American Adaptations: Please, Hollywood, Stop!

American Adaptations: Please, Hollywood, Stop!

I know there is a need in Hollywood for fresh ideas, and one of the best places to find them is to simply rob the neighbors, but it’s getting out of control.

First of all, these movies are never as good as the originals – no exceptions.  I know everyone raved about Scorsese’s adaptation of Infernal Affairs into the hit movie The Departed, but, even though it was a decent (and Academy Award winning) movie in its own right (and I happen to love Scorsese) it still did not carry the same punch that the original did.

Another movie that simply did not need to be remade was the amazing Swedish vampire flick

Let the Right One In.  What emerged from Hollywood was pretty much the same film, except without the directorial excellence.  Let Me In was like a decaffeinated version of the original.

The worst is the seemingly endless horde of Japanese, Korean and Chinese horror flicks that keep getting reprocessed for sale.  Much of what makes those scary films scary is the cultural context involved.  The nuances are lost in translation and what started as something more psychological (a movie like Pulse, for example) ends up turning into screaming teenagers and the “murder-by-numbers” cliché format that movie studios love to churn out.

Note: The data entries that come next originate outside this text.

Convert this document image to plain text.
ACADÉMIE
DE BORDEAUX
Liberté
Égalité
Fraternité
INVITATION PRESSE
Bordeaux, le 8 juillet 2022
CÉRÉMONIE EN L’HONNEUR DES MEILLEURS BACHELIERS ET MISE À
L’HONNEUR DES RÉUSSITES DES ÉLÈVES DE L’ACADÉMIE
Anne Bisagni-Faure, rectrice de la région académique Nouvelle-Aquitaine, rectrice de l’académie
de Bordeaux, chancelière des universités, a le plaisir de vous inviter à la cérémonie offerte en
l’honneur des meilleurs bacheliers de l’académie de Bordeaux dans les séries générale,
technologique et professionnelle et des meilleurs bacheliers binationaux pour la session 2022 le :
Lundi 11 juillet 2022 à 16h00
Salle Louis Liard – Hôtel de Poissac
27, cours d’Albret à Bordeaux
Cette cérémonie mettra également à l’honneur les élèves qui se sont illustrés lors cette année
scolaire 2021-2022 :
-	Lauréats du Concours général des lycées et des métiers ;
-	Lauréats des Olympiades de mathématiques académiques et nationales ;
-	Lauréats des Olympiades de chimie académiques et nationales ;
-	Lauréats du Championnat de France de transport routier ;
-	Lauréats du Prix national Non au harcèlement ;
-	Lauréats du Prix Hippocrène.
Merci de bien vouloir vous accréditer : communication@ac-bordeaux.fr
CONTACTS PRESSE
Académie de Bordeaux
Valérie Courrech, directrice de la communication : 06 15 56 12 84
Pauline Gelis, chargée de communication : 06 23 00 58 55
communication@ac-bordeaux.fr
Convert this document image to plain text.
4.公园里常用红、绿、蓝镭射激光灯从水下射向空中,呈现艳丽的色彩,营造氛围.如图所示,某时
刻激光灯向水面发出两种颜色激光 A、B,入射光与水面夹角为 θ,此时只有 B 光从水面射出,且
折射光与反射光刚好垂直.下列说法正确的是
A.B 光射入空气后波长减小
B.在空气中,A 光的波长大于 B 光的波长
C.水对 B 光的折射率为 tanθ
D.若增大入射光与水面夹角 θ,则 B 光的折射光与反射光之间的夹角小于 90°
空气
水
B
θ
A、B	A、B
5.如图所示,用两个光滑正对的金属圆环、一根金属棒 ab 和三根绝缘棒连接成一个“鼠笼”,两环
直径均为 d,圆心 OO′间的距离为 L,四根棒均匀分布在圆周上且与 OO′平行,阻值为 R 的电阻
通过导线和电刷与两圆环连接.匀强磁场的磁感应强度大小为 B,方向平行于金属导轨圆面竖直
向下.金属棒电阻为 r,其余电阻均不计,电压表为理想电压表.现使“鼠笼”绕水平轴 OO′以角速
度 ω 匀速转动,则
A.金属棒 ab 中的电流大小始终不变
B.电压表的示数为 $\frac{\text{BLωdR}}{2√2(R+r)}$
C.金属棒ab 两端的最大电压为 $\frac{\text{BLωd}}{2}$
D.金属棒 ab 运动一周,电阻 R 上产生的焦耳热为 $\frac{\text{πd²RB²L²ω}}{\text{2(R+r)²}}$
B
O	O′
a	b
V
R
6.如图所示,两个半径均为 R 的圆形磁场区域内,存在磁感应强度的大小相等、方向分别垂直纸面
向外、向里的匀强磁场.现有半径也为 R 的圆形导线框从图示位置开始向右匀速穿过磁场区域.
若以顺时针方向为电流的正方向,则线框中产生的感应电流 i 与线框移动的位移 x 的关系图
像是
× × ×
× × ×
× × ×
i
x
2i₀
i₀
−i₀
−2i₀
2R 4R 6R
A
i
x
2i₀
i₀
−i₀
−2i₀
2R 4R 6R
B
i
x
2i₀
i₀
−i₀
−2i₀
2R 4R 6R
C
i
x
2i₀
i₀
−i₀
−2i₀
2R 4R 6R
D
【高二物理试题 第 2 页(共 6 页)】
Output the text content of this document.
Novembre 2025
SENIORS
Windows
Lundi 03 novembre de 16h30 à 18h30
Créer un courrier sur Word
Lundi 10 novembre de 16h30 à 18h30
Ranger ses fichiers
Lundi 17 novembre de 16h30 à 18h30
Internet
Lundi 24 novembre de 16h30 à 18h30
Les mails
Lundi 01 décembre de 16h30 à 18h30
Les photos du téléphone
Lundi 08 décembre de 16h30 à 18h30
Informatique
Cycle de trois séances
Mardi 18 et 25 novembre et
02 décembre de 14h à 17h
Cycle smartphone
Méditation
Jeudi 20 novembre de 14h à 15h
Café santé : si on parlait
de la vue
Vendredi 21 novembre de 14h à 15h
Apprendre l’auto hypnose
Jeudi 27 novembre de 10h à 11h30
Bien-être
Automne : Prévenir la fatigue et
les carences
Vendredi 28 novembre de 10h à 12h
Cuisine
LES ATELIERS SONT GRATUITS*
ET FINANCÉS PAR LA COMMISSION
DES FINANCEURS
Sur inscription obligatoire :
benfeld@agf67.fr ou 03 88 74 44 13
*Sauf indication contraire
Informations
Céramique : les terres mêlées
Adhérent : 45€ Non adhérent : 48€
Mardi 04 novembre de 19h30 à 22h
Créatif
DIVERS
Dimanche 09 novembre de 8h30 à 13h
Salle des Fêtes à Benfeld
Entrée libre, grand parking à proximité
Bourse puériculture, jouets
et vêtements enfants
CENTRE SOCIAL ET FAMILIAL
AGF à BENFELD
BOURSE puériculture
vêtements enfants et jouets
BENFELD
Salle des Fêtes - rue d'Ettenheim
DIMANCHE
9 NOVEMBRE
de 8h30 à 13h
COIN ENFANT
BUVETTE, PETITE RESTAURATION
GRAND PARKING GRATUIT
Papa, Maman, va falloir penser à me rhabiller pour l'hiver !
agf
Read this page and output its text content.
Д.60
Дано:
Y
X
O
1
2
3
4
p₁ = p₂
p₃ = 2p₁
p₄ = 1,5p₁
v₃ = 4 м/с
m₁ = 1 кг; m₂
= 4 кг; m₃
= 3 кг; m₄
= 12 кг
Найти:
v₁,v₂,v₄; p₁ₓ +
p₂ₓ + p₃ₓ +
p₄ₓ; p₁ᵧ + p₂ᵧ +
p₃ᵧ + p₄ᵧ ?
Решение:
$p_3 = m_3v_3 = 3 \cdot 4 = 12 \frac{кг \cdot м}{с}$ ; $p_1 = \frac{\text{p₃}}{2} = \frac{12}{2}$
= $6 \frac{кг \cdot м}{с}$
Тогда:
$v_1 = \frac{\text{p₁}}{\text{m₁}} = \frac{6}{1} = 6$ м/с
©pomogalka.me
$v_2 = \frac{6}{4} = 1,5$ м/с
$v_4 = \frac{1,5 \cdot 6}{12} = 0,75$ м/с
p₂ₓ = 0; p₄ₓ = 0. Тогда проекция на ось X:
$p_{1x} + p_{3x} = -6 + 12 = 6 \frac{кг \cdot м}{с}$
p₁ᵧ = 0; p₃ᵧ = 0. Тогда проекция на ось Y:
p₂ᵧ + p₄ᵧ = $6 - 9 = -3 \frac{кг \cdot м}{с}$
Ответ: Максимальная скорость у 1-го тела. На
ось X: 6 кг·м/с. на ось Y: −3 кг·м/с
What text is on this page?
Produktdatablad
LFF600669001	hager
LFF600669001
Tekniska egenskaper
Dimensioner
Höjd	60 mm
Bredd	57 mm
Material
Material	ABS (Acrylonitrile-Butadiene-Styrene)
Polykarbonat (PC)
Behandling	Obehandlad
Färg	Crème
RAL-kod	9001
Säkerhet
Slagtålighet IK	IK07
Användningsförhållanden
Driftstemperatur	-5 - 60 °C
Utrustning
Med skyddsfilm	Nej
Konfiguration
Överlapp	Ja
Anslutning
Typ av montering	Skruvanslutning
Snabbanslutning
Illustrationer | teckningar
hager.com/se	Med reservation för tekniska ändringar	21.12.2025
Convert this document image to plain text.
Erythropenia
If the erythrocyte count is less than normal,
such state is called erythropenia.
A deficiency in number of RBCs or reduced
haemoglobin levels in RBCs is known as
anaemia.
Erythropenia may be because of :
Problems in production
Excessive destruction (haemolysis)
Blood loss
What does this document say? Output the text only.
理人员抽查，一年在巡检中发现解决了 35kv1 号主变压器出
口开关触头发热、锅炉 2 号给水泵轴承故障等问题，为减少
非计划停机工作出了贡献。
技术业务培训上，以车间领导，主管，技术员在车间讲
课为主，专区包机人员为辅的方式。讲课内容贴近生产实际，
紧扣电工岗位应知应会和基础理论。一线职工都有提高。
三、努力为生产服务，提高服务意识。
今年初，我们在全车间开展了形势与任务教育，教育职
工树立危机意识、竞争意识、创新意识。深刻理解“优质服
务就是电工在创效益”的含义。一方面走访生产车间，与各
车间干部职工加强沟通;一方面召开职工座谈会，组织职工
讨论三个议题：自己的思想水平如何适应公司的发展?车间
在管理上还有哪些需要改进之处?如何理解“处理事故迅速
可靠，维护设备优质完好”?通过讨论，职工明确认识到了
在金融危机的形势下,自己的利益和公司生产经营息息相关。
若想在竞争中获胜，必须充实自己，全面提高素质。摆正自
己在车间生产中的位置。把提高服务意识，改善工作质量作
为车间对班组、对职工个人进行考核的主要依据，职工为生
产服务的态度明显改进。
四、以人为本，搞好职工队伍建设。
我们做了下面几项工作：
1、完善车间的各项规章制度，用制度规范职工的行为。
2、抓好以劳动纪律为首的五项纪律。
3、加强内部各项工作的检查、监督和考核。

Now Hollywood is set to commit further blasphemy by letting Spike Lee remake Park Chan-wook’s masterpiece Oldboy.  Chances are that curiosity will get the best of me and I will saunter down to the theater and take in the new version when it gets released, but I am already predisposed toward the opinion that it will never measure up to the original.

It’s nice that famous directors are seeing these great films and being inspired to redo them within their own cultural context, but perhaps they should resist the temptation to devour someone else’s work and stick to making something original and unique to them.